The Policy also requires suppliers to reduce, restrict, and eliminate the use of priority chemicals “using informed substitution principles,” which the Policy defines as “the considered transition from a chemical of particular concern to safer chemicals or non-chemical alternatives.” The Policy recommends that suppliers follow the Commons Principles of Alternatives Assessment, as follows: 1. reduce hazard; 2. minimize exposure; 3. use best available information; 4. require disclosure and transparency; 5. resolve trade-offs; and 6. take action. The Policy says that Walmart will measure achievement toward this goal using supplier sales volume, the number of UPCs, the number of products using safer formulations, and several other metrics.
Finally, the Policy states that U.S. Walmart and Sam's Club stores will “strive toward formulating and labeling its private brand products” in accordance with EPA's DfE program, beginning in January 2014. DfE is an otherwise-voluntary program that provides tools for companies to determine whether their products meet sustainability criteria.
The Policy is likely to have a large ripple effect. As big as Walmart is, it is likely that the Policy will require suppliers to modify their products for all of their customers, not just for Walmart. Given how potentially cumbersome and expensive it may be to reformulate products and alter manufacturing, packaging, and distribution processes in response to the Policy, suppliers likely will apply changes imposed by the Policy to all of their product lines rather than only the products they supply to Walmart.
Because of the potentially far-reaching effects of the Policy on their business, suppliers should understand in more detail how they will be assessed for compliance with Policy goals and determine which steps they can and should take in response. Removal of even a single ingredient from a product may involve complicated technical and market calculations and effects on a company's bottom line. Most importantly, suppliers will need to understand the role Walmart Priority Chemicals play in their products, and what actual consumer exposure to those chemicals really is, to make their own determination about when, how, and to what degree they reduce or replace them with other chemical formulations.
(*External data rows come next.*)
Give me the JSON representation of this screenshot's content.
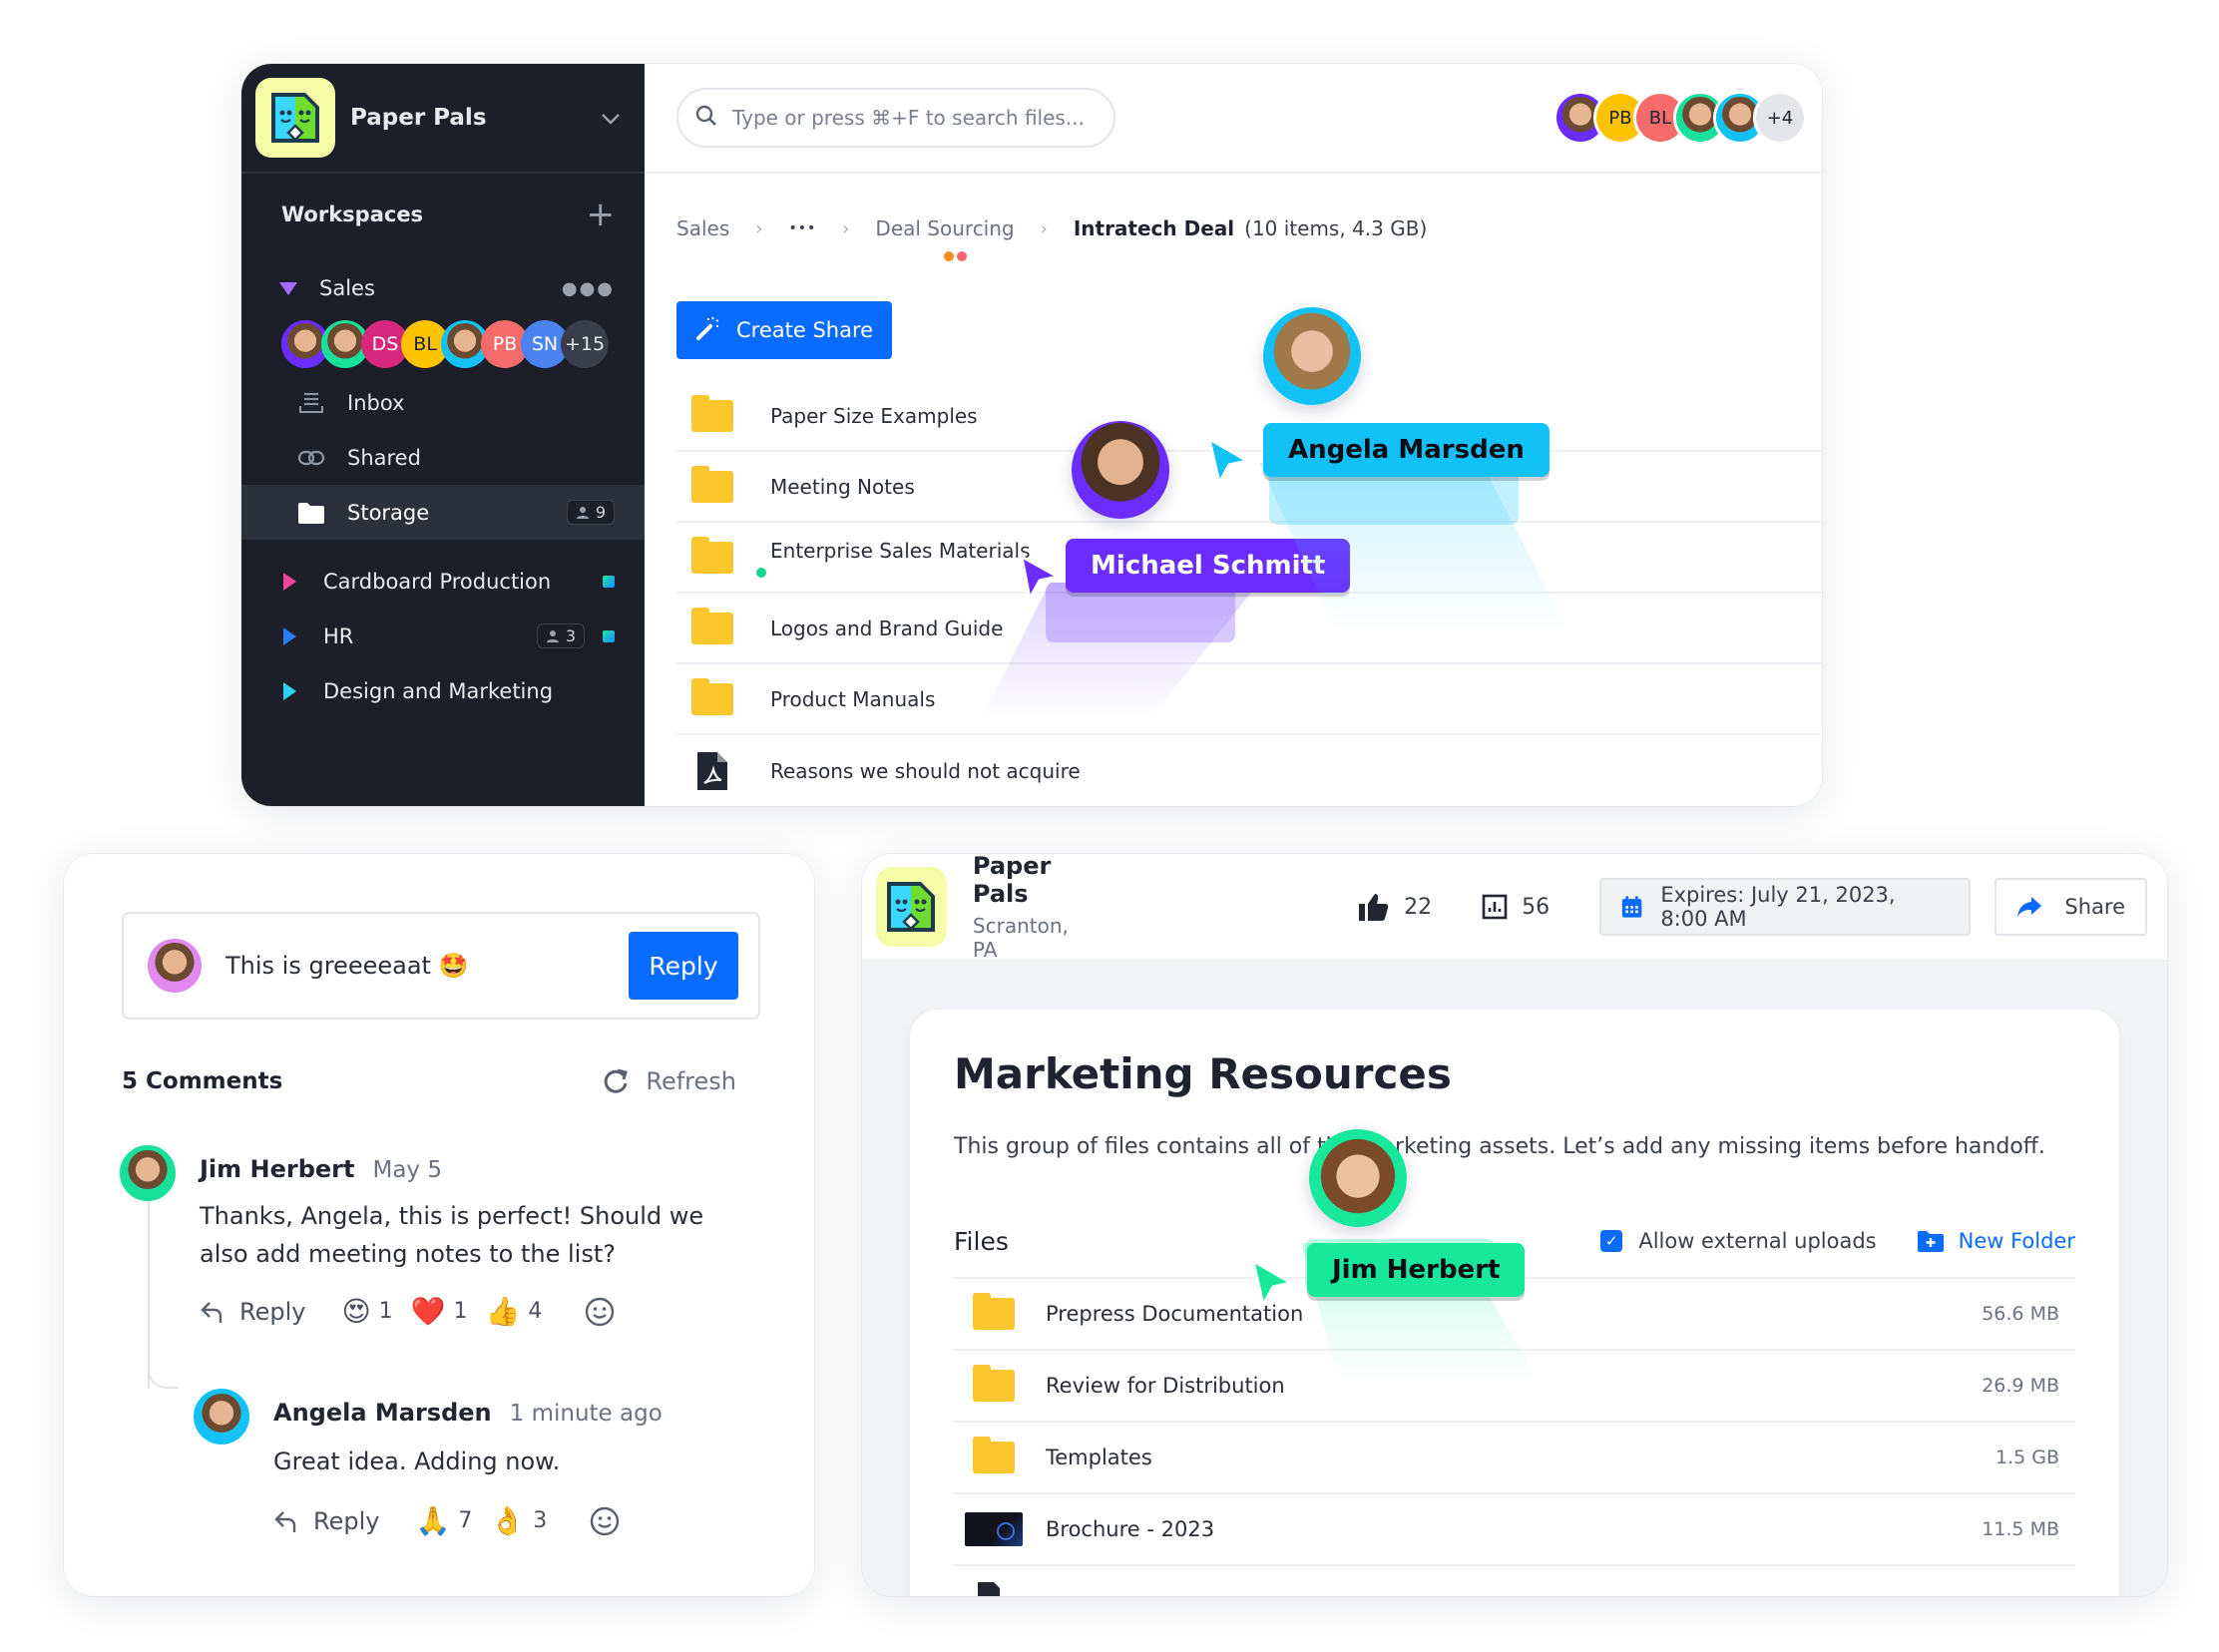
{
  "app": {
    "workspace_name": "Paper Pals",
    "sidebar": {
      "workspaces_label": "Workspaces",
      "groups": [
        {
          "label": "Sales",
          "expanded": true,
          "color": "#a26bff",
          "members": [
            {
              "type": "photo",
              "border": "#6a2cff"
            },
            {
              "type": "photo",
              "border": "#17e09a"
            },
            {
              "type": "initials",
              "text": "DS",
              "bg": "#d6287c"
            },
            {
              "type": "initials",
              "text": "BL",
              "bg": "#fec300"
            },
            {
              "type": "photo",
              "border": "#14c3f5"
            },
            {
              "type": "initials",
              "text": "PB",
              "bg": "#f56b6b"
            },
            {
              "type": "initials",
              "text": "SN",
              "bg": "#4a82f0"
            },
            {
              "type": "more",
              "text": "+15",
              "bg": "#3a3e4a"
            }
          ],
          "items": [
            {
              "label": "Inbox",
              "icon": "inbox-icon"
            },
            {
              "label": "Shared",
              "icon": "link-icon"
            },
            {
              "label": "Storage",
              "icon": "folder-icon",
              "active": true,
              "badge": "9"
            }
          ]
        }
      ],
      "projects": [
        {
          "label": "Cardboard Production",
          "color": "#f0479a",
          "status": true
        },
        {
          "label": "HR",
          "color": "#2a7cf5",
          "badge": "3",
          "status": true
        },
        {
          "label": "Design and Marketing",
          "color": "#2fd3f5"
        }
      ]
    },
    "search": {
      "placeholder": "Type or press ⌘+F to search files..."
    },
    "top_avatars": [
      {
        "type": "photo",
        "border": "#6a2cff"
      },
      {
        "type": "initials",
        "text": "PB",
        "bg": "#fec300"
      },
      {
        "type": "initials",
        "text": "BL",
        "bg": "#f56b6b"
      },
      {
        "type": "photo",
        "border": "#17e09a"
      },
      {
        "type": "photo",
        "border": "#14c3f5"
      },
      {
        "type": "more",
        "text": "+4",
        "bg": "#e4e6ea"
      }
    ],
    "breadcrumb": {
      "items": [
        "Sales",
        "•••",
        "Deal Sourcing"
      ],
      "current": "Intratech Deal",
      "meta": "(10 items, 4.3 GB)",
      "presence_dots": [
        "#f7901e",
        "#f56b6b"
      ]
    },
    "create_share_label": "Create Share",
    "files": [
      {
        "name": "Paper Size Examples",
        "type": "folder"
      },
      {
        "name": "Meeting Notes",
        "type": "folder"
      },
      {
        "name": "Enterprise Sales Materials",
        "type": "folder",
        "online_dot": true
      },
      {
        "name": "Logos and Brand Guide",
        "type": "folder"
      },
      {
        "name": "Product Manuals",
        "type": "folder"
      },
      {
        "name": "Reasons we should not acquire",
        "type": "pdf"
      }
    ],
    "cursors": [
      {
        "name": "Angela Marsden",
        "color": "#12c2f7",
        "text_color": "#0c0c12"
      },
      {
        "name": "Michael Schmitt",
        "color": "#6a2cff",
        "text_color": "#ffffff"
      }
    ]
  },
  "comments": {
    "composer": {
      "value": "This is greeeeaat 🤩",
      "submit_label": "Reply"
    },
    "count_label": "5 Comments",
    "refresh_label": "Refresh",
    "items": [
      {
        "author": "Jim Herbert",
        "time": "May 5",
        "avatar_border": "#17e09a",
        "body": "Thanks, Angela, this is perfect! Should we also add meeting notes to the list?",
        "reply_label": "Reply",
        "reactions": [
          {
            "emoji": "😍",
            "count": "1"
          },
          {
            "emoji": "❤️",
            "count": "1"
          },
          {
            "emoji": "👍",
            "count": "4"
          }
        ]
      },
      {
        "author": "Angela Marsden",
        "time": "1 minute ago",
        "avatar_border": "#14c3f5",
        "body": "Great idea. Adding now.",
        "reply_label": "Reply",
        "reactions": [
          {
            "emoji": "🙏",
            "count": "7"
          },
          {
            "emoji": "👌",
            "count": "3"
          }
        ]
      }
    ]
  },
  "share": {
    "org_name": "Paper Pals",
    "org_location": "Scranton, PA",
    "likes": "22",
    "views": "56",
    "expires_label": "Expires: July 21, 2023, 8:00 AM",
    "share_label": "Share",
    "title": "Marketing Resources",
    "description": "This group of files contains all of the marketing assets. Let’s add any missing items before handoff.",
    "files_label": "Files",
    "allow_uploads_label": "Allow external uploads",
    "allow_uploads_checked": true,
    "new_folder_label": "New Folder",
    "files": [
      {
        "name": "Prepress Documentation",
        "size": "56.6 MB",
        "type": "folder"
      },
      {
        "name": "Review for Distribution",
        "size": "26.9 MB",
        "type": "folder"
      },
      {
        "name": "Templates",
        "size": "1.5 GB",
        "type": "folder"
      },
      {
        "name": "Brochure - 2023",
        "size": "11.5 MB",
        "type": "image"
      }
    ],
    "cursor": {
      "name": "Jim Herbert",
      "color": "#17e89c",
      "text_color": "#0c0c12"
    }
  }
}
The Policy states that Walmart will begin publicly reporting progress in meeting Policy goals in its 2016 Global Responsibility Report. It remains to be seen whether all of Walmart's current suppliers can meet the rigorous Policy requirements within this relatively short time frame. At a minimum, though, the Policy is certain to change the consumer product supplier playing field and put pressure on product manufacturers to compete in an ever-more-green marketplace.